The Met home opener also serves as a return home of sorts for Andy Pettitte, who will start for Houston. Pettitte needed elbow surgery last year and started just 15 times. He held the offensively superb Cardinals to just one run in six innings in his 2005 debut, though he was throwing his fastball just 85-86 mph.

Astro GM Tim Purpura said former Houston closer Billy Wagner had the same bone-chip surgery and it took a while, but he returned to full velocity. What Purpura loved about Pettitte’s effort was that it was economical (71 pitches), the cutter was very good and Pettitte raved about not pitching in pain for the first time in more than a year.

All three one-time members of Generation K were active to start the season. Paul Wilson started Opening Day for the Reds, Jason Isringhausen was closing for the Cardinals and, shockingly, Bill Pulsipher, who last pitched in the majors in 2001, was with Isringhausen in the St. Louis bullpen.

“Nobody scored on him in spring training (10 innings),” Cards GM Walt Jocketty said in explaining Pulsipher’s presence. “He threw strikes. He threw a lot of breaking balls well. He is not overpowering, but he has a deceptive delivery.”

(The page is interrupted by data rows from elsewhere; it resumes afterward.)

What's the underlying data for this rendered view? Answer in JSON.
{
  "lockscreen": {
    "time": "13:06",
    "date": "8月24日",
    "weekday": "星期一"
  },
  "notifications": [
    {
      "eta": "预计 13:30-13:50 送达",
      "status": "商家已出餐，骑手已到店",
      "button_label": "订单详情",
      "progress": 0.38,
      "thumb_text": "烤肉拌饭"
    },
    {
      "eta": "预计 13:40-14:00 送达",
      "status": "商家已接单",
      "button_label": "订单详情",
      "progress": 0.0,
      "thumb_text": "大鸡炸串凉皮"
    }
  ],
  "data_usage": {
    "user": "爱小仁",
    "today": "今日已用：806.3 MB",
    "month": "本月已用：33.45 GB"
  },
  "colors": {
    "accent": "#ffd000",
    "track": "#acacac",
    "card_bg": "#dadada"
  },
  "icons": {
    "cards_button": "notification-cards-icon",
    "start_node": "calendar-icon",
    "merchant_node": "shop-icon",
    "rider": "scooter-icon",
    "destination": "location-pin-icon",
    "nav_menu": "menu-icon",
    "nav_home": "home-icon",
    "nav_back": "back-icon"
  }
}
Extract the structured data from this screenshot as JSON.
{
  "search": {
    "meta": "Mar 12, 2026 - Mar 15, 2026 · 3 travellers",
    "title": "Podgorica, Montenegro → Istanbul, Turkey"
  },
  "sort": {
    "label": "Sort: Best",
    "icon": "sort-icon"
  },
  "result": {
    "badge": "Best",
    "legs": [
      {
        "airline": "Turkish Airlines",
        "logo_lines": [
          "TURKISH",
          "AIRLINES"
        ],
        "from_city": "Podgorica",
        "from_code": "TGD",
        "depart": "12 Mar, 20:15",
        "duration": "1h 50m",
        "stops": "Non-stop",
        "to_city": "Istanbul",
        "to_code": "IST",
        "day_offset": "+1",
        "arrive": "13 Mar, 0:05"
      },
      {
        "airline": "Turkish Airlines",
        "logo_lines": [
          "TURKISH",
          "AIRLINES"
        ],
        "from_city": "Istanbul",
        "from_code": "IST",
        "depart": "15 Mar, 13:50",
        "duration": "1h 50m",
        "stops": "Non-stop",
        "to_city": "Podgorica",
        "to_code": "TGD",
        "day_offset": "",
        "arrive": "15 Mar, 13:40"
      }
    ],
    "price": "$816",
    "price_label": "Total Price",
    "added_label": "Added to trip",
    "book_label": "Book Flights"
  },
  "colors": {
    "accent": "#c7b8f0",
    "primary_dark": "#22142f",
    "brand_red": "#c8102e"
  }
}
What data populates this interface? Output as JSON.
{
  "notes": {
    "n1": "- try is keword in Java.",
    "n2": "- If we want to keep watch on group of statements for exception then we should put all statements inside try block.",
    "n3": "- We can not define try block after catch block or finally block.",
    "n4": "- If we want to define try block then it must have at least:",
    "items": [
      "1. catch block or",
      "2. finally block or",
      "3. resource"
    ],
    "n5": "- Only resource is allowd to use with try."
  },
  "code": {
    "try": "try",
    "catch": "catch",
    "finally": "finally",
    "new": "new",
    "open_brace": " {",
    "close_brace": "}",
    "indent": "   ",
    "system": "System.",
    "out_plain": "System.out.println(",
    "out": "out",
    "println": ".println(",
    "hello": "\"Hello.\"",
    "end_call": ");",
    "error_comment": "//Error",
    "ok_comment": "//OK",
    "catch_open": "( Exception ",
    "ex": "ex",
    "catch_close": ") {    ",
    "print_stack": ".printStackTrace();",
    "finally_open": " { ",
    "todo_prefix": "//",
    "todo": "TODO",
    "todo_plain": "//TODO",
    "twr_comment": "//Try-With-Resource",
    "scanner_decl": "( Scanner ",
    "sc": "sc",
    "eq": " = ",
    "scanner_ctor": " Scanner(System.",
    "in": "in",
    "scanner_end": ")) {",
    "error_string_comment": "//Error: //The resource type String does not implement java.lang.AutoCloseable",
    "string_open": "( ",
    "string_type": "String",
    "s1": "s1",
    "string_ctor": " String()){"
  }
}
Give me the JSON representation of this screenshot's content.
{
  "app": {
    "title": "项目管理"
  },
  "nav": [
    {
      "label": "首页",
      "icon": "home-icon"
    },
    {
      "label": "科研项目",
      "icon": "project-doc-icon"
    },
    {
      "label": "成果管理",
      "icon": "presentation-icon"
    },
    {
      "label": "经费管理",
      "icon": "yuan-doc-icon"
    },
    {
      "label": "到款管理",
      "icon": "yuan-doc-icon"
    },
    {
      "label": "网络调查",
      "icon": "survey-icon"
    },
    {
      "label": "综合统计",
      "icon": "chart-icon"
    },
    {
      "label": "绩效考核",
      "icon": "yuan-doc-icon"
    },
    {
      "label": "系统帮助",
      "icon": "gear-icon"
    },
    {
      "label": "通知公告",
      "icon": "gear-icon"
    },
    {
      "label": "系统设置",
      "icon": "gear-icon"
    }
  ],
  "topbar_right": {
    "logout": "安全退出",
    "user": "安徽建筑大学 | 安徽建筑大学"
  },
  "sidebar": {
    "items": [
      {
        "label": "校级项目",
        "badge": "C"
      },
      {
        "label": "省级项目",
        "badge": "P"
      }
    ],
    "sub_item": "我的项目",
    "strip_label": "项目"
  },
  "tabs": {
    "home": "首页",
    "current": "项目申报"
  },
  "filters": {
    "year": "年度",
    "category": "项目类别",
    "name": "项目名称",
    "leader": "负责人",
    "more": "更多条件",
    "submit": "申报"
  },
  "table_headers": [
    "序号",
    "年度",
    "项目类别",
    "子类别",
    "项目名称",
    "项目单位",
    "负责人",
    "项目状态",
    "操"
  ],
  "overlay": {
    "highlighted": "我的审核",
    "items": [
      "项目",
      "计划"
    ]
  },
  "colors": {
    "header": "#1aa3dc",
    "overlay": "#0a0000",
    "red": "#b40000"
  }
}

The Brewers plan another round of negotiations this week to sign Ben Sheets long-term and they may offer an intriguing structure. They do not have major money tied up in the near future, but with touted youngsters on the come such as J.J. Hardy, Prince Fielder and Richie Weeks, Milwaukee imagines a big arbitration bill about four years from now. So they might offer to pay Sheets the bulk of a four- or five-year agreement in the next two seasons, and much less thereafter.